It will always be easy to remember when Kenny Rogers died. He died at 81 during the nightmarish days of the corona virus and the nightmarish war that continues to desecrate the place I call “home.” In announcing his death his publicist claimed, “His songs have endeared music lovers and touched the lives of millions around the world.” I can testify to that.
In fact, as I reflect on the death of Kenny Rogers, I am reminded of the magnitude of the devastation in the land of my childhood, ironically the space where I encountered Kenny for the first time. Yes, history has rendered the African a complex being and I have learned to embrace the beauty of that complexity. It is a space where Kenny Rogers had as much impact on my girlhood as the Kenyang folk songs and Makossa I listened to. Kenny Rogers would never know that from the crushing notes of his husky voice, I felt the first pangs of love. Our mothers worried about our young male friends who sheepishly visited us but those boys never had access to us the way the white male country singers like Kenny Rogers did. As a young high school girl I bought every cassette of his. Yes cassette, that was before CDs. My favorite at the time was “Lady.” When he sang “My love, there’s so many ways I want to say I love you;Let me hold you in my arms forever more,”
parts of my body that I never knew existed came alive and I surrendered to the succulent folds of his voice. I sang along and allowed his voice to touch every pulse of a desire I was barely aware of. On the continent known for the art of storytelling, he easily carried me on the wings of his stories and we flew away to distant lands in the USA where I was unaware that the color of my skin would put us in different camps. Ignorance was bliss. “Lucille” was another favorite. Her words haunt me still,

“I finally quit livin’ on dreams
I’m hungry for laughter and here ever after
I’m after whatever the other life brings”

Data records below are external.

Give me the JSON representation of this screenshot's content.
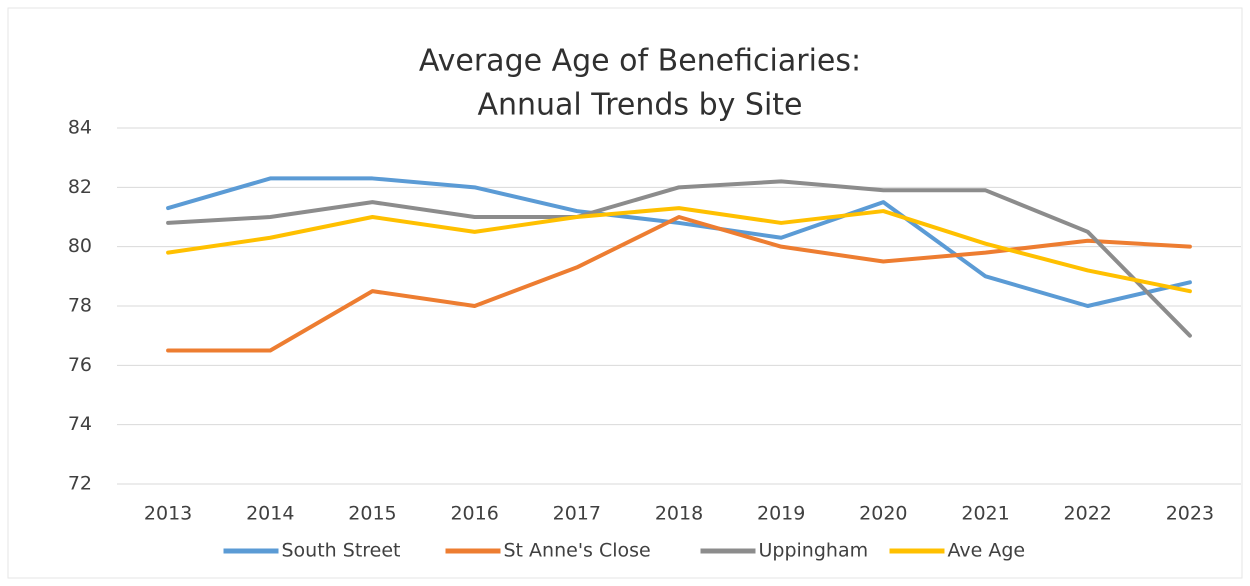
{
  "chart_data": {
    "type": "line",
    "title": [
      "Average Age of Beneficiaries:",
      "Annual Trends by Site"
    ],
    "categories": [
      "2013",
      "2014",
      "2015",
      "2016",
      "2017",
      "2018",
      "2019",
      "2020",
      "2021",
      "2022",
      "2023"
    ],
    "series": [
      {
        "name": "South Street",
        "color": "#5b9bd5",
        "values": [
          81.3,
          82.3,
          82.3,
          82.0,
          81.2,
          80.8,
          80.3,
          81.5,
          79.0,
          78.0,
          78.8
        ]
      },
      {
        "name": "St Anne's Close",
        "color": "#ed7d31",
        "values": [
          76.5,
          76.5,
          78.5,
          78.0,
          79.3,
          81.0,
          80.0,
          79.5,
          79.8,
          80.2,
          80.0
        ]
      },
      {
        "name": "Uppingham",
        "color": "#8c8c8c",
        "values": [
          80.8,
          81.0,
          81.5,
          81.0,
          81.0,
          82.0,
          82.2,
          81.9,
          81.9,
          80.5,
          77.0
        ]
      },
      {
        "name": "Ave Age",
        "color": "#ffc000",
        "values": [
          79.8,
          80.3,
          81.0,
          80.5,
          81.0,
          81.3,
          80.8,
          81.2,
          80.1,
          79.2,
          78.5
        ]
      }
    ],
    "ylim": [
      72,
      84
    ],
    "yticks": [
      72,
      74,
      76,
      78,
      80,
      82,
      84
    ],
    "grid": true,
    "legend": "bottom"
  }
}
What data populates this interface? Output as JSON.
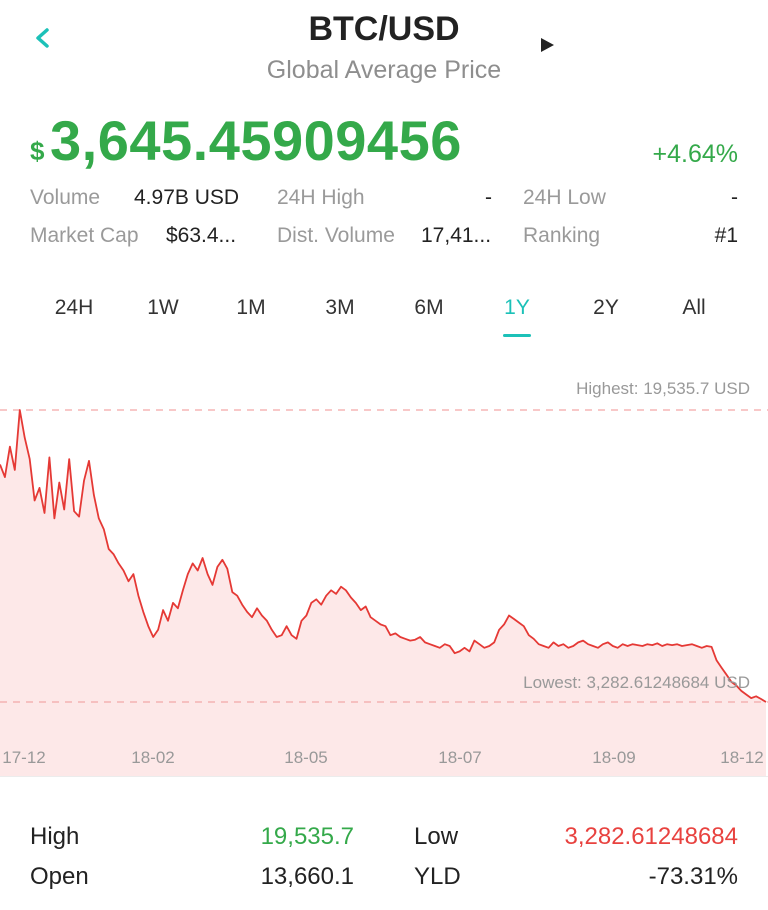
{
  "header": {
    "title": "BTC/USD",
    "subtitle": "Global Average Price",
    "back_icon": "chevron-left-icon",
    "play_icon": "play-icon"
  },
  "price": {
    "currency_symbol": "$",
    "value": "3,645.45909456",
    "change": "+4.64%"
  },
  "stats": [
    {
      "label": "Volume",
      "value": "4.97B USD"
    },
    {
      "label": "24H High",
      "value": "-"
    },
    {
      "label": "24H Low",
      "value": "-"
    },
    {
      "label": "Market Cap",
      "value": "$63.4..."
    },
    {
      "label": "Dist. Volume",
      "value": "17,41..."
    },
    {
      "label": "Ranking",
      "value": "#1"
    }
  ],
  "tabs": [
    {
      "label": "24H"
    },
    {
      "label": "1W"
    },
    {
      "label": "1M"
    },
    {
      "label": "3M"
    },
    {
      "label": "6M"
    },
    {
      "label": "1Y",
      "active": true
    },
    {
      "label": "2Y"
    },
    {
      "label": "All"
    }
  ],
  "chart_data": {
    "type": "area",
    "highest_label": "Highest: 19,535.7 USD",
    "lowest_label": "Lowest: 3,282.61248684 USD",
    "x_ticks": [
      "17-12",
      "18-02",
      "18-05",
      "18-07",
      "18-09",
      "18-12"
    ],
    "highest": 19535.7,
    "lowest": 3282.61248684,
    "series": [
      {
        "values": [
          16500,
          15800,
          17500,
          16200,
          19535.7,
          18000,
          16800,
          14500,
          15200,
          13800,
          16900,
          13500,
          15500,
          14000,
          16800,
          13900,
          13600,
          15600,
          16700,
          14800,
          13500,
          12900,
          11800,
          11500,
          11000,
          10600,
          10000,
          10400,
          9200,
          8300,
          7500,
          6900,
          7300,
          8400,
          7800,
          8800,
          8500,
          9500,
          10400,
          11000,
          10600,
          11300,
          10400,
          9800,
          10800,
          11200,
          10700,
          9400,
          9200,
          8700,
          8300,
          8000,
          8500,
          8100,
          7800,
          7300,
          6900,
          7000,
          7500,
          7000,
          6800,
          7800,
          8100,
          8800,
          9000,
          8700,
          9200,
          9500,
          9300,
          9700,
          9500,
          9100,
          8800,
          8400,
          8600,
          8000,
          7800,
          7600,
          7500,
          7000,
          7100,
          6900,
          6800,
          6700,
          6750,
          6900,
          6600,
          6500,
          6400,
          6300,
          6500,
          6400,
          6000,
          6100,
          6300,
          6100,
          6700,
          6500,
          6300,
          6400,
          6600,
          7300,
          7600,
          8100,
          7900,
          7700,
          7500,
          7000,
          6800,
          6500,
          6400,
          6300,
          6600,
          6400,
          6500,
          6300,
          6400,
          6600,
          6700,
          6500,
          6400,
          6300,
          6500,
          6600,
          6400,
          6300,
          6500,
          6400,
          6500,
          6450,
          6400,
          6500,
          6450,
          6550,
          6400,
          6500,
          6450,
          6500,
          6400,
          6450,
          6500,
          6400,
          6300,
          6400,
          6350,
          5600,
          5200,
          4800,
          4400,
          4200,
          3900,
          3700,
          3500,
          3600,
          3450,
          3282.61248684
        ]
      }
    ]
  },
  "bottom": {
    "high_label": "High",
    "high_value": "19,535.7",
    "low_label": "Low",
    "low_value": "3,282.61248684",
    "open_label": "Open",
    "open_value": "13,660.1",
    "yld_label": "YLD",
    "yld_value": "-73.31%"
  },
  "colors": {
    "accent": "#1cc1b8",
    "positive": "#34a94a",
    "negative": "#e8423f",
    "chart_line": "#e53935",
    "chart_fill": "#fde8e8"
  }
}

But the speaker’s response soaked in integrity left an indelible print on my young impressionable mind:

“She was a beauty but when she came to me
She must have thought I’d lost my mind
I couldn’t hold her ’cause the words that he told her
Kept coming back time after time
“You picked a fine time to leave me, Lucille
With four hungry children and a crop in the field
I’ve had some bad times, lived through some sad times
But this time your hurting won’t heal”

As for the story of the “Coward of the County,” it provided an ace I could use many years later. I am raising boys to be men in a country I was not raised in; in a country where the color of their skin always brings the kind of attention that becomes problematic at times. I expect them to be law abiding and never get into trouble, but on the playground I realize it could happen because “Sometimes you gotta fight when you’re a man” or even a boy.

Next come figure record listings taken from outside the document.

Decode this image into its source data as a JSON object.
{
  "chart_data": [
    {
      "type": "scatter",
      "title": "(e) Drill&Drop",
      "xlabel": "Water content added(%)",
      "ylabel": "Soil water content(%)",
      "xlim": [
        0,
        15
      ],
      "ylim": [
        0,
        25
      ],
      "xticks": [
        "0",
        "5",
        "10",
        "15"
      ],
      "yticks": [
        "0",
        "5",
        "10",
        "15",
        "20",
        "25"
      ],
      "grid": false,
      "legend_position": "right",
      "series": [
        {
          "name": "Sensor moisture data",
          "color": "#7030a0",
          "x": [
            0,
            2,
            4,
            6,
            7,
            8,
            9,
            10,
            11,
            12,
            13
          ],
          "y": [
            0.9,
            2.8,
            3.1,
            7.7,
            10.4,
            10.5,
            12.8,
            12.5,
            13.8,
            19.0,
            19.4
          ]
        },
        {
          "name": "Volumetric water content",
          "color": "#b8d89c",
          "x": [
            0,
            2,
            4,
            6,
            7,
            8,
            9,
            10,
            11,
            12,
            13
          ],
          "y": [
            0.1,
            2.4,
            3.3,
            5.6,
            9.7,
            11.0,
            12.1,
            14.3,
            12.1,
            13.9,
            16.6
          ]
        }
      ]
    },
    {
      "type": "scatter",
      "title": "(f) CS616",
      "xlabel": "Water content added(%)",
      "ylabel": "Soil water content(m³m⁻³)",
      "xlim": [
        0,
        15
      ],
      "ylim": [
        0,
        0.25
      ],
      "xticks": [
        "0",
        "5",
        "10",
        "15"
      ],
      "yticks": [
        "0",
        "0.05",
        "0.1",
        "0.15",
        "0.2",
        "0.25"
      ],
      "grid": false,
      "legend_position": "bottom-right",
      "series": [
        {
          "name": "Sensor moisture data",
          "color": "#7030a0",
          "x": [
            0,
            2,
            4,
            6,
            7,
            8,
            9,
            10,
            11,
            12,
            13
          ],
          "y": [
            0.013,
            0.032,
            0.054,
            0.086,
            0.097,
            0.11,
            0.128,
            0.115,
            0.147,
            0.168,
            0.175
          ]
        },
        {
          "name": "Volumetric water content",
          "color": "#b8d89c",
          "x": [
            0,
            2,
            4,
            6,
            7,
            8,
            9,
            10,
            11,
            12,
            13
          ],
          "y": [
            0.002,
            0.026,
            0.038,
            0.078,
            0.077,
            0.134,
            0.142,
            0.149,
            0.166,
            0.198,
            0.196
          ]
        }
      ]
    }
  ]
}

In 1985 TV was still sporadic in Cameroon, but our house was lucky my older sister brought TV and videos into our lives. This was the year of the memorable USA for Africa, “We are the World” hit. Kenny Rogers had an endearing performance on the video of the song. The video became a staple in our home. My parents died tragically the following year, so thinking of Kenny Rogers today also brings memories especially of my mom with whom we watched that particular video multiple times. Then I grew up and found love my way, but Kenny Rogers and his songs stayed with me.
Later, I traveled out of Cameroon and I had my fill with videos of him singing and I loaded up on his CDs. From the Uk, I moved to New York City in the 1990’s when there were still huge music stores and I usually got lost in the country music section trying to reclaim my childhood quite removed from the racist stories of the South. The duets with Dolly Parton were always a treat.
So much to say; so much to remember over the years. In 2015 our politics clashed but he was quite gentleman about it and that showed me he was just another human being with his own choices to make. My only regret, I got to watch Don Williams live but not Kenny Rogers. I missed a couple of opportunities.